Op de stellingen en het verweer van partijen zal hierna, voor zover relevant, nader worden ingegaan.
in reconventie
3.5.
[gedaagden in conventie/eisers in reconventie] vordert - na vermeerdering van eis - bij vonnis, uitvoerbaar bij voorraad, dat MGB wordt veroordeeld om binnen 14 dagen na het in deze zaak te wijzen vonnis aan haar te voldoen:
primair
I. een bedrag van € 21.673,64 vanwege minimale herstelwerkzaamheden welke vereist waren om het werk te laten voldoen aan de eisen van de gemeente, dan wel een in goede justitie te bepalen bedrag, te vermeerderen met de wettelijke rente vanaf de dag der dagvaarding, althans de datum van het vonnis tot aan de dag der algehele voldoening;
II. een bedrag van € 247.120,-- vanwege minderwerk c.q. de gebreken in het werk, dan wel een bedrag van (€ 247.120,00 ‒ € 21.637,64 als bedoeld onder I) € 225.482,36, dan wel een in goede justitie te bepalen bedrag te vermeerderen met de wettelijke rente vanaf de dag van de dagvaarding, althans de datum van het vonnis tot aan de dag der algehele voldoening;
III. een bedrag van € 18.235,-- vanwege gederfde huurinkomsten, dan wel een in goede justitie te bepalen bedrag, te vermeerderen met de wettelijke rente vanaf de dag van de dagvaarding, althans de datum van het vonnis tot aan de dag der algehele voldoening;
IV. een bedrag van € 2.395,80 vanwege extra gemaakte makelaarskosten, dan wel een in goede justitie te bepalen bedrag, te vermeerderen met de wettelijke rente vanaf de dag van de dagvaarding, althans de datum van het vonnis tot aan de dag der algehele voldoening;
V. een bedrag van € 120.000,-- vanwege de boete wegens gebreken en te late oplevering, dan wel een in goede justitie te bepalen bedrag, te vermeerderen met de wettelijke rente vanaf de dag van de dagvaarding, althans de datum van het vonnis tot aan de dag der algehele voldoening;
VI. een bedrag van € 3.160,-- vanwege vochtschade, dan wel een in goede justitie te bepalen bedrag, te vermeerderen met de wettelijke rente vanaf de dag van de dagvaarding, althans de datum van het vonnis tot aan de dag der algehele voldoening;
VII. de kosten van de procedure, waaronder de kosten van juridische bijstand en de nakosten, te vermeerderen met de wettelijke rente vanaf 14 dagen na dagtekening van het te wijzen vonnis voor zover de voldoening van deze kosten niet binnen deze termijn plaatsvindt;
subsidiair
VIII. ter zake van de vorderingen I, II, III, IV zodanig uitspraak te doen als de rechtbank geraden acht.
3.6.
[gedaagden in conventie/eisers in reconventie] heeft - samengevat weergegeven - het volgende aan zijn vordering ten grondslag gelegd.
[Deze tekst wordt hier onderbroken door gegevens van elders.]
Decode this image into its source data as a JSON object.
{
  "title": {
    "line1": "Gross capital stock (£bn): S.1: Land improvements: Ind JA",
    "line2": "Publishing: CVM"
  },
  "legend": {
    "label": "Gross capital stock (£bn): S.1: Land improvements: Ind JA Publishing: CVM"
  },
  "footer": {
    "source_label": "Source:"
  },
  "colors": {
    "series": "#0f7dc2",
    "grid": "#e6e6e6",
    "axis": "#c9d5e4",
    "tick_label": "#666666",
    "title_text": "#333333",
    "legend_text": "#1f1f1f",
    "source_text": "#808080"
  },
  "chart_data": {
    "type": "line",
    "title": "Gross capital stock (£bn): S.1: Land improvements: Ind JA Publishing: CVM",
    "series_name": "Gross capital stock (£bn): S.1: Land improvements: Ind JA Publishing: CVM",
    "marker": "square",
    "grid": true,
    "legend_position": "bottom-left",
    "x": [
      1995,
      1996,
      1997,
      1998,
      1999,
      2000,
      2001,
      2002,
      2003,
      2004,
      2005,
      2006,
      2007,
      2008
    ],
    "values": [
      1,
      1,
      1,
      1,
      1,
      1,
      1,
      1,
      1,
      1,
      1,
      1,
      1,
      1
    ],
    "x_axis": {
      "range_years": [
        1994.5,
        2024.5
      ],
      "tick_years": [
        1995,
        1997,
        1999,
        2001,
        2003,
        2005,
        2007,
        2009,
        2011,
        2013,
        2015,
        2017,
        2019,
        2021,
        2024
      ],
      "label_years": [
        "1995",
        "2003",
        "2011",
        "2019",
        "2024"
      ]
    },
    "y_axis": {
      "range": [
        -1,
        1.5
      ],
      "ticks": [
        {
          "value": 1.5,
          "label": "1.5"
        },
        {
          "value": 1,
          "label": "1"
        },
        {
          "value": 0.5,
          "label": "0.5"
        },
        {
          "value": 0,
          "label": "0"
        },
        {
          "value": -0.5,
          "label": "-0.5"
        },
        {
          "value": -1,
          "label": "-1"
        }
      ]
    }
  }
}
MGB is toerekenbaar tekortgeschoten in de op haar rustende verplichtingen. Partijen zijn overeengekomen dat het werk op 8 november 2018 zou worden opgeleverd. Keer op keer was het werk niet gereed om te worden opgeleverd en werden de keuringen door de gemeente vroegtijdig beëindigd. Ook bij de geplande oplevering op 3 januari 2019, waarbij [gedaagden in conventie/eisers in reconventie] zich liet bijstaan door Woningcheck, bleek dat het werk niet overeenkomstig de overeenkomst was uitgevoerd, niet af was en gebreken vertoonde. MGB is meermaals aansprakelijk gesteld voor de door [gedaagden in conventie/eisers in reconventie] geleden en te lijden schade ten gevolge van het niet tijdig opleveren en de gebreken. Aangezien MGB - ondanks daartoe in de gelegenheid te zijn gesteld - niet is overgegaan tot het (laten) uitvoeren van herstelwerkzaamheden heeft [gedaagden in conventie/eisers in reconventie] op 14 januari 2019 de overeenkomst buitengerechtelijk gedeeltelijk ontbonden, teneinde de (herstel)werkzaamheden door een derde uit te kunnen laten voeren. Uit het rapport van Woningcheck blijkt dat MGB bij de uitvoering van de werkzaamheden is afgeweken van hetgeen partijen zijn overeengekomen, zodat [gedaagden in conventie/eisers in reconventie] aanspraak maakt op vergoeding van minderwerk. Daarnaast maakt [gedaagden in conventie/eisers in reconventie] vanaf 15 november 2018 aanspraak op gederfde huurinkomsten en vergoeding van de door hem gemaakte makelaarskosten, aangezien MGB de fatale oplevertermijn van 8 november 2018 heeft overschreden. In maart 2020 heeft [gedaagden in conventie/eisers in reconventie] daarnaast vochtschade ontdekt aan het werk en hij vordert in dit verband een vergoeding voor het vaststellen van deze schade. Nadat [gedaagden in conventie/eisers in reconventie] op 3 januari 2019 de sloten van het werk heeft vervangen, heeft MGB op 3 en 5 januari 2019 ingebroken in het werk en deuren beschadigd. Het inbreken in het werk, de vertraging in de oplevering, de gebreken en het in het geheel niet afronden van het werk maken dat MGB een contractuele boete verschuldigd is van in totaal € 120.000,--.
3.7.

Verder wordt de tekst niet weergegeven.